Dans le lagon de la réserve naturelle d’Orbetello, les crabes bleus se gavent de dorades et d’anguilles, une pêche hivernale prisée qui a soutenu l’économie locale pendant des siècles et les vedettes de nombreux plats traditionnels.

Désormais, les anguilles se retrouvent sans tête ou déchiquetées. Les pêcheurs trouvent souvent des filets déchirés d’où tous les poissons se sont échappés, preuve des fortes pinces des crabes qui peuvent déchirer le filet.

« Il est agressif, il est rapide, c’est un animal d’une intelligence inacceptable. Nous combattons ce crabe bleu, mais il est plus fort que nous car il y en a tellement », a déclaré Marco Giudici, qui pêche dans le lagon d’Orbetello depuis plus de 40 ans. Il a même une cicatrice de bataille : sur un pouce, il a les marques d’un crabe qui a failli se casser l’ongle avec une pince.

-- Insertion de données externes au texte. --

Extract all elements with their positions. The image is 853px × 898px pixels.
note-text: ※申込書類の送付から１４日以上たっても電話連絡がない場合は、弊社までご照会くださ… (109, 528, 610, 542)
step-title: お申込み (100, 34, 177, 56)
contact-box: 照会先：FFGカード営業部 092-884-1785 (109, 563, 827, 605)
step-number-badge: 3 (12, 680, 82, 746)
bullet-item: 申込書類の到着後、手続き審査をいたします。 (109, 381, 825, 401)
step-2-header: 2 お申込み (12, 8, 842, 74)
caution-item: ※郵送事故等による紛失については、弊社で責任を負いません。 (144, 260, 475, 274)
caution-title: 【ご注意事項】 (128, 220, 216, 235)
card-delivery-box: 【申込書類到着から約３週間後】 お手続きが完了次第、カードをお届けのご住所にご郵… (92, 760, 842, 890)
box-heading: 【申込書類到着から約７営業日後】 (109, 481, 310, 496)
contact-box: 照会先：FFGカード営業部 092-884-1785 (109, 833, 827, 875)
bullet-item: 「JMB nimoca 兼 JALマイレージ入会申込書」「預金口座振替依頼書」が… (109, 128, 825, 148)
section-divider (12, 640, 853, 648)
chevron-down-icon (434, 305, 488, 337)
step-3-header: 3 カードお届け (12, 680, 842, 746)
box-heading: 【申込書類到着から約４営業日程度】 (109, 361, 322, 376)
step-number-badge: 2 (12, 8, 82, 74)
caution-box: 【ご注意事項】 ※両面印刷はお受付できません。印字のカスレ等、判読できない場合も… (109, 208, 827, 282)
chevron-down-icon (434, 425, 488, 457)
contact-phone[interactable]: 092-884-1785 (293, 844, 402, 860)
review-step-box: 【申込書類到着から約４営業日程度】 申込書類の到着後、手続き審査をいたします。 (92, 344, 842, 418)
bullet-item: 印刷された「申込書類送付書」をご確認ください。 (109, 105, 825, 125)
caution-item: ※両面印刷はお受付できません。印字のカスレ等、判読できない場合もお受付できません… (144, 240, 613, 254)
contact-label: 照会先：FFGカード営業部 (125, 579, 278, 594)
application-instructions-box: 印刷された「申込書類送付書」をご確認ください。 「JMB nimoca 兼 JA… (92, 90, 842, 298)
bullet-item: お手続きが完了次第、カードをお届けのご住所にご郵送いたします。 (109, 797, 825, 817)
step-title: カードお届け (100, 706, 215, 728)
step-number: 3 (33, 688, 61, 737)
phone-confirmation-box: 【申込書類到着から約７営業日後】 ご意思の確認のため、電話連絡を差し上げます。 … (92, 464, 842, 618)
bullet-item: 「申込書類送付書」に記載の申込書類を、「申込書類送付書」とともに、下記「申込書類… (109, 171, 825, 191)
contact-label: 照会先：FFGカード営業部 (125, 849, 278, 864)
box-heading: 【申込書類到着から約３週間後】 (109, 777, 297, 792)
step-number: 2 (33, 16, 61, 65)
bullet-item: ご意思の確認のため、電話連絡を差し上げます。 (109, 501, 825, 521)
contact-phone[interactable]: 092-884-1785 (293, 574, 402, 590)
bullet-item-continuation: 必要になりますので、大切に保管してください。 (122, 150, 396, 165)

Depuis les côtes américaines, le Callinectes Sapidus s’est répandu dans le monde entier, probablement transporté dans les eaux de ballast des navires, et a prospéré en mer Méditerranée, non seulement en Italie, mais aussi en Albanie, en Espagne et en France.

Sur la côte toscane pas plus tard que l’année dernière, les crabes étaient encore rares. Désormais, à peine un bateau de pêche en bois rentre à quai sans des dizaines de crabes bleus à bord.

« D’un point de vue environnemental, les crabes bleus sont un vrai problème car ils attaquent les poissons juvéniles, les anguilles, et ils interrompent le cycle alimentaire des poissons car ils mangent des palourdes, des moules et des huîtres », a déclaré Pierluigi Piro, président de Coopérative La Peschereccia.

« Malheureusement, ils connaissent une croissance exponentielle car ils semblent avoir trouvé leur habitat idéal dans la lagune d’Orbetello », a déclaré Piro.

Ajoutant aux malheurs des pêcheurs : un crabe bleu femelle produit environ un demi-million d’œufs par an, et selon certaines estimations jusqu’à 2 millions. Les biologistes marins pensent que la hausse des températures de la mer pourrait les aider à se propager et à se multiplier.

« Habituellement, à certaines périodes de l’année, lorsque l’eau descend en dessous de 10 degrés (Celsius), ce crabe ne vit pas bien, mais trouve désormais la température idéale 12 mois de l’année », a déclaré Enrica Franchi, biologiste marine à l’Institut. Université de Sienne.

Contrairement au nord-est de l’Italie, où tant de crabes sont pêchés que la plupart ne peuvent pas être vendus, en Toscane, pour l’instant, presque tous les crabes sont revendus à des restaurants ou des supermarchés, qui ont commencé à les afficher sur leurs comptoirs de poisson il y a quelques semaines.

La coopérative Orbetello vend les crabes à 8 euros le kilogramme (4 $ la livre) à des particuliers ou à des supermarchés.

Au restaurant, 10 euros (11 $) achètent quatre crabes grillés ou des linguines mélangés avec une sauce aux crabes, tomates, oignons, basilic et piment.

« Il est très populaire auprès des gens et s’épuise dans la première demi-heure », a déclaré le chef Sergio à La Peschereccia.